Family members of the only survivor of the Zecovi massacre, Prijedor  region, Bosnia and Herzgovina. - © UNDP Bosnia/Armin Smailovic

Transitional Justice

UNDP focuses on implementing context-specific and participatory transitional justice processes in support of broader peacebuilding objectives, particularly those that foster peace and equity through inclusive and democratic governance. UNDP recognizes that enhancing rule of law institutions’ capacity through transitional justice processes helps provide truth, redress, and a voice to victims that establishes an authentic foundation for lasting peace and development. UNDP supports Member States to strengthen mechanisms and processes that promote accountability, address impunity, seek truth, and facilitate reparations. UNDP also connects these transitional justice processes to longer-term prevention and development efforts by supporting institutional reform to safeguard non-recurrence of violence and large-scale violations of human rights.

Addressing Impunity in the Western Balkans

Through its Regional War Crimes Project, UNDP has managed to achieve progress in addressing some of the troubling legacies of the previous conflicts in the Western Balkans, by building and reviving cross-border and inter-sectoral co-operation in war crimes case processing and in the search for missing persons. In 2019, a UNDP facilitated mechanism of problem-solving meetings among prosecution offices from Bosnia and Herzegovina, Croatia, Montenegro, and Serbia, was established which reactivated cooperation among prosecutors from different jurisdictions and created a foundation for increased cooperation including information and evidence sharing, case transfers, and coordinated investigations. An instrumental partnership in enabling progress has been with the Office of the Prosecutor of the UN’s International Residual Mechanism for Criminal Tribunals, and as a result of cooperation in 2019, nine war crimes cases were identified in Bosnia and Herzegovina and transferred to Serbia and Croatia in 2019. In addition, regional cooperation between relevant national judicial services has created the possibility of finding practical and legal solutions to improve cross-border assistance to victims and witnesses of war crimes, thereby encouraging their participation in the justice process, particularly the provision of testimonies in investigations and trials. A group of journalists from the Western Balkans received training to improve the quality of media reporting on war crimes and on other issues related to transitional justice. 

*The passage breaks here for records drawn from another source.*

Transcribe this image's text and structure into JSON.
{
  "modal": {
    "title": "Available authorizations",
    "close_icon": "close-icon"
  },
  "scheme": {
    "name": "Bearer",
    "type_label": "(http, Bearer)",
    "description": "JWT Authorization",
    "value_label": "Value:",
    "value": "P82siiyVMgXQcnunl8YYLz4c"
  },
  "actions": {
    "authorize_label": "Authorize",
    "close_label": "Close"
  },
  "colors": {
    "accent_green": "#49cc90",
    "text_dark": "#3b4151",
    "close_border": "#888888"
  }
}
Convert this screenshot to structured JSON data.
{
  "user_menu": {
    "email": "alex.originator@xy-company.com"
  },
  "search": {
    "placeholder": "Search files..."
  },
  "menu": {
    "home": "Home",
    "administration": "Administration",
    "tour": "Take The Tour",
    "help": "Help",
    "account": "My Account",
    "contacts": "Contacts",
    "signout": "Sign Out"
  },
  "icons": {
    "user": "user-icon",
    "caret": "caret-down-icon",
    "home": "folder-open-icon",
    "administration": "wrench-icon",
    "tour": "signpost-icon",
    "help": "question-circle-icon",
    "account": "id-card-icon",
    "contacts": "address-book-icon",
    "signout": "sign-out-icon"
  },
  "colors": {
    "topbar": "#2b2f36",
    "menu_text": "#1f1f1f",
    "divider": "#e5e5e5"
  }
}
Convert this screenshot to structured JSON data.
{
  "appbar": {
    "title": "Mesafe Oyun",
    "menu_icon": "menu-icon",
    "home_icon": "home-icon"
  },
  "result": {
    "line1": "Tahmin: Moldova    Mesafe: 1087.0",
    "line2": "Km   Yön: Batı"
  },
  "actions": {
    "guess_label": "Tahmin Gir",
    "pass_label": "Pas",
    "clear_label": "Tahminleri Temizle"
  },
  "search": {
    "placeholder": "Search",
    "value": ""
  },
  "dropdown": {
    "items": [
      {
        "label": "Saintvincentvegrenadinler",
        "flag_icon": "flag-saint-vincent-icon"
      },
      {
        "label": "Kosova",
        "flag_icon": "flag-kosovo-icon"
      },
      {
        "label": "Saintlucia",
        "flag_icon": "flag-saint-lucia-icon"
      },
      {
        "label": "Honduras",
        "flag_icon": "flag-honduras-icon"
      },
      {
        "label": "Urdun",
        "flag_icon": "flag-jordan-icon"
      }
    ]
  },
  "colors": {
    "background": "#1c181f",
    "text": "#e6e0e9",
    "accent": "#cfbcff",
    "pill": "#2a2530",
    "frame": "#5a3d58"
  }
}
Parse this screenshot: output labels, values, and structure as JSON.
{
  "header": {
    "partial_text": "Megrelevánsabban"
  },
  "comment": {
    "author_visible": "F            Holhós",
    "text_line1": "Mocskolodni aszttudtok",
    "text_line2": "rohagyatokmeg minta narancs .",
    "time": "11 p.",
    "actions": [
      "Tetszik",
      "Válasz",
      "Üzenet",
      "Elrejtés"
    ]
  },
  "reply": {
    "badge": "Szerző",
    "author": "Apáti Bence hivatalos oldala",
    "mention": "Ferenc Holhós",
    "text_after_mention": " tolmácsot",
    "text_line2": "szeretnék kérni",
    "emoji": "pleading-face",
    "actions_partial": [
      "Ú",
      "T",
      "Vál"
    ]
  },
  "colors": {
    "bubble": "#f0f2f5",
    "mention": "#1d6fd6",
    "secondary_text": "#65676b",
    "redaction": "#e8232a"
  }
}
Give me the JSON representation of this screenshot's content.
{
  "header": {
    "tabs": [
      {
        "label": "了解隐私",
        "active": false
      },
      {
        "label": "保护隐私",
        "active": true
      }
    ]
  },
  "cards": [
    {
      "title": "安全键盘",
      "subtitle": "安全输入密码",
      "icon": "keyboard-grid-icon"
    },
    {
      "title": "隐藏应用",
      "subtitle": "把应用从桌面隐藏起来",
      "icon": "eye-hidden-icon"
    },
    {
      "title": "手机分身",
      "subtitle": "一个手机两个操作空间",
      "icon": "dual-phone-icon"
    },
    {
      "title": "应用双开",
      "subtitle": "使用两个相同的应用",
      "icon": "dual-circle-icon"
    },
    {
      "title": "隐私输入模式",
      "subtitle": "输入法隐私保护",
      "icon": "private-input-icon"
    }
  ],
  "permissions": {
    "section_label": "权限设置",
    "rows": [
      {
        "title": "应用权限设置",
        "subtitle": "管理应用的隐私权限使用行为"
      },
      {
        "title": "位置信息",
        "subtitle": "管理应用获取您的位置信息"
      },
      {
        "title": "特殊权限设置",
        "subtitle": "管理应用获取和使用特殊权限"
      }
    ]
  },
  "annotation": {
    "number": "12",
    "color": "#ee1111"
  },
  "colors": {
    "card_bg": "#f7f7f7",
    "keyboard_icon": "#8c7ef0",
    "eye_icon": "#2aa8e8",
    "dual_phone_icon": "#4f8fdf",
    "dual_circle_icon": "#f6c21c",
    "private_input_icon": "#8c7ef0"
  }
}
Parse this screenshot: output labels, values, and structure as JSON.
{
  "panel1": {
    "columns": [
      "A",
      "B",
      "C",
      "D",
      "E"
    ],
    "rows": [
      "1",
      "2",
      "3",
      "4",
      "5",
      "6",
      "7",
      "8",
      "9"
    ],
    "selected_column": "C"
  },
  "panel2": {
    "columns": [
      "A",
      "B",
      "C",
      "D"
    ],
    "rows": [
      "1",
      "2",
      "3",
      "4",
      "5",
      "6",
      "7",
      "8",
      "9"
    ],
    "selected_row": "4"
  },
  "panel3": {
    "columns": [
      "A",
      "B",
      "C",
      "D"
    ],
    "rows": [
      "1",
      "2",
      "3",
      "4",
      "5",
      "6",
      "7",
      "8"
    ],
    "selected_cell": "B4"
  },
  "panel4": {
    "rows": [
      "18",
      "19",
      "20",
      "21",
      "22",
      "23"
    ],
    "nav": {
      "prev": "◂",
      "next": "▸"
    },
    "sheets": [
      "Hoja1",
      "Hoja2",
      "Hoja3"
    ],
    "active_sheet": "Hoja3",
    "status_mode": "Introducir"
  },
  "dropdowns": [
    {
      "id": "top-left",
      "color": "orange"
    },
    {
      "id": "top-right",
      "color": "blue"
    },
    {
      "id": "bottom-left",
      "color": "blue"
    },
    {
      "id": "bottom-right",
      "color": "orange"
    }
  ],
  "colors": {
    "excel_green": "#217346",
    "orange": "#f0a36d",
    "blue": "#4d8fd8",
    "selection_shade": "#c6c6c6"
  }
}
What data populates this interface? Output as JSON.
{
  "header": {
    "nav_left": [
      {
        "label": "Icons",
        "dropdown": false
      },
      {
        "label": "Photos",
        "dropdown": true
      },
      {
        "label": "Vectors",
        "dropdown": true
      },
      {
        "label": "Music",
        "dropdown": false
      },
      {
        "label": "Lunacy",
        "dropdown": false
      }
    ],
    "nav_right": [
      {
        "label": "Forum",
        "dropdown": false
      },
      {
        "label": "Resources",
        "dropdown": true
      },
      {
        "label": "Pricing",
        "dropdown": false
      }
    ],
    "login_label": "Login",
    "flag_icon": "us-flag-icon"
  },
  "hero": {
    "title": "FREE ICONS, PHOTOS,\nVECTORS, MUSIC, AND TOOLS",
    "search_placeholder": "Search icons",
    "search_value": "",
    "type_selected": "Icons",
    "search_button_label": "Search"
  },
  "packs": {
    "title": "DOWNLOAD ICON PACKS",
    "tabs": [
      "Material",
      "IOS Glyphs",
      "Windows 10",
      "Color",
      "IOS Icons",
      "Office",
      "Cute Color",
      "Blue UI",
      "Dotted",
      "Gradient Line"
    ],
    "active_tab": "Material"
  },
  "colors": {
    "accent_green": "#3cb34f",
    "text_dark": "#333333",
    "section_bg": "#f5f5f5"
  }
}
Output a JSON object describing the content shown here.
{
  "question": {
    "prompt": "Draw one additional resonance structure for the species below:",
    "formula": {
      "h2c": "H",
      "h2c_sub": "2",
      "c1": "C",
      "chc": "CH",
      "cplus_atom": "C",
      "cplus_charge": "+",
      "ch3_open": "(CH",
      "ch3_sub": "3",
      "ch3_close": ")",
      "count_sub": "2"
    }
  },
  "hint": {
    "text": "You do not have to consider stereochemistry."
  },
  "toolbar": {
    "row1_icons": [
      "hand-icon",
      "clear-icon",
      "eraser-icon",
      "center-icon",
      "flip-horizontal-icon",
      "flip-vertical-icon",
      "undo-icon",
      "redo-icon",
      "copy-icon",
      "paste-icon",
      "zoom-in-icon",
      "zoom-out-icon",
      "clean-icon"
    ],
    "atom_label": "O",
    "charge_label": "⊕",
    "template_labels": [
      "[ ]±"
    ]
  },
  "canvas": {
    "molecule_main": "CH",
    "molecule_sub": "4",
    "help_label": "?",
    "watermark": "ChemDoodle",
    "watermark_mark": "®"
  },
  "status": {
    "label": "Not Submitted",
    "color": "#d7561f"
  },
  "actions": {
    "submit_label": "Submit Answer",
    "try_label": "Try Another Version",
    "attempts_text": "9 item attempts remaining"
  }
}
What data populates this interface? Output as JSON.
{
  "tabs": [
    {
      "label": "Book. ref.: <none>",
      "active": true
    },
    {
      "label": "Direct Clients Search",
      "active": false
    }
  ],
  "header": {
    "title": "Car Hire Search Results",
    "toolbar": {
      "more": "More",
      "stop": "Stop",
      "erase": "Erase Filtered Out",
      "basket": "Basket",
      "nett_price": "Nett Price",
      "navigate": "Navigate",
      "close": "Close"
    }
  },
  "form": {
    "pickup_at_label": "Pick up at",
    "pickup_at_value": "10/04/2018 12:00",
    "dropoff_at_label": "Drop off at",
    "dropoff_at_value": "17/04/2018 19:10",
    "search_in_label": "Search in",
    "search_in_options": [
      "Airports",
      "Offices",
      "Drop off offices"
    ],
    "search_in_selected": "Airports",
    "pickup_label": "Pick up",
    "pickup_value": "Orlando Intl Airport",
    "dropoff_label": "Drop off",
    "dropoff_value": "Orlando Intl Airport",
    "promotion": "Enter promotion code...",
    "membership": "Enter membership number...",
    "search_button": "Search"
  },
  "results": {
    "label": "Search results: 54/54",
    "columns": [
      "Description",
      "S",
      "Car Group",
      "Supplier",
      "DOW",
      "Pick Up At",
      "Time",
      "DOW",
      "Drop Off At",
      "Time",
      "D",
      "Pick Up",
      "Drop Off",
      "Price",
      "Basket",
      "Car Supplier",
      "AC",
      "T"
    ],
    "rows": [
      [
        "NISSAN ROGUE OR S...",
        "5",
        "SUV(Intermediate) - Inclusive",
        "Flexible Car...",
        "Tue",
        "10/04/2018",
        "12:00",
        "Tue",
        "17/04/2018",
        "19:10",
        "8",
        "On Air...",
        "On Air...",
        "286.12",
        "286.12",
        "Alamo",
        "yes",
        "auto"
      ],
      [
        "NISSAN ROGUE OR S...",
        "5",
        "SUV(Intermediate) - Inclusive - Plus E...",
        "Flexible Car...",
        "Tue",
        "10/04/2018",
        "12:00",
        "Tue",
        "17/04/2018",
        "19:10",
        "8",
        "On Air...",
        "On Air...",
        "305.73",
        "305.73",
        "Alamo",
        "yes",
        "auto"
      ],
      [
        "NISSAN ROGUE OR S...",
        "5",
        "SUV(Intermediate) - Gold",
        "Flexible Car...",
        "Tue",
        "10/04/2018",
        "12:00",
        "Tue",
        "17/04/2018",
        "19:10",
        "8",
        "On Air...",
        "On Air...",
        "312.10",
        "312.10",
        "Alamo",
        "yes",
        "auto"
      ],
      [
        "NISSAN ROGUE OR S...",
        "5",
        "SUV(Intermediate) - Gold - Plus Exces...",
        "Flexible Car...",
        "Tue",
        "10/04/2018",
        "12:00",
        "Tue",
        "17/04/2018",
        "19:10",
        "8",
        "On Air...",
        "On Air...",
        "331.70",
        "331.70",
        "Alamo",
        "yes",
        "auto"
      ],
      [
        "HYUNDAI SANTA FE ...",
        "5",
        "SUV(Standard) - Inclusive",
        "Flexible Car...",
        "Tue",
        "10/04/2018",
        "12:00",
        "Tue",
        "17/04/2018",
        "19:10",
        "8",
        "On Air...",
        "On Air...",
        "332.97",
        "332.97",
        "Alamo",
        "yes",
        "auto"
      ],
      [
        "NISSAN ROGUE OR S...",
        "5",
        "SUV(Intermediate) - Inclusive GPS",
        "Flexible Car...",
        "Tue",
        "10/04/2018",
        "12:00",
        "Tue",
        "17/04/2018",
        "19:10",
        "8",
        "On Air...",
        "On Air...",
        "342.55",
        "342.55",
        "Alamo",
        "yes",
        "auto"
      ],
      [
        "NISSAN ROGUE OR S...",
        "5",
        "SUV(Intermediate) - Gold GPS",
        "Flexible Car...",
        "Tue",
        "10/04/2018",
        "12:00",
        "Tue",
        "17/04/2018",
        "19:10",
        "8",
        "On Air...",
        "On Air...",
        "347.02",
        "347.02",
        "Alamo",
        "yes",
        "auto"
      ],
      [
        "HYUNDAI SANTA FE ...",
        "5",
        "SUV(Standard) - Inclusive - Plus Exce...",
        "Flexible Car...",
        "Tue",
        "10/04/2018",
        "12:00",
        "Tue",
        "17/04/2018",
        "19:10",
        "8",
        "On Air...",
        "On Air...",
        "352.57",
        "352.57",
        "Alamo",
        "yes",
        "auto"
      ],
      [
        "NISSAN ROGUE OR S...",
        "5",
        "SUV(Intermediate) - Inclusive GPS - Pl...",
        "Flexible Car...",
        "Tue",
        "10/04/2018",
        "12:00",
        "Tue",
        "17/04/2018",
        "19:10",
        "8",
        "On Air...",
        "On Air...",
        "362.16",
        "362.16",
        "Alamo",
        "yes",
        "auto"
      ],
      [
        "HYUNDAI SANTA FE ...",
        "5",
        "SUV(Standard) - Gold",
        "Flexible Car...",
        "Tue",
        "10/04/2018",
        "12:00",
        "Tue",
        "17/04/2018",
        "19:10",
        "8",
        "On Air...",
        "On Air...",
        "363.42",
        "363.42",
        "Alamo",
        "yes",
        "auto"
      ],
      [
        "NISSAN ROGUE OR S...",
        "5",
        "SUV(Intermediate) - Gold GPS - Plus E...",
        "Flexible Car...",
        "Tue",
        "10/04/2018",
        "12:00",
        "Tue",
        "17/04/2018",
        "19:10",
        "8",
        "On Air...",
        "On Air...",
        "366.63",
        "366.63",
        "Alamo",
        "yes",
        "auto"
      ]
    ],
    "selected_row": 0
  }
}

In Bosnia and Herzegovina where the war crimes caseload is the heaviest in the Western Balkans and challenges on transitional justice remain multiple, UNDP trained prosecution offices, law enforcement and other state institutions on inter-sectoral co-operation and analytics in war crimes investigations and the search for missing persons. Through a series of townhall meetings which involved institutions focused on war crimes and the search for missing persons, the families of missing persons and victims’ associations, the project assisted in improving the vital communication between these institutions and the most affected communities.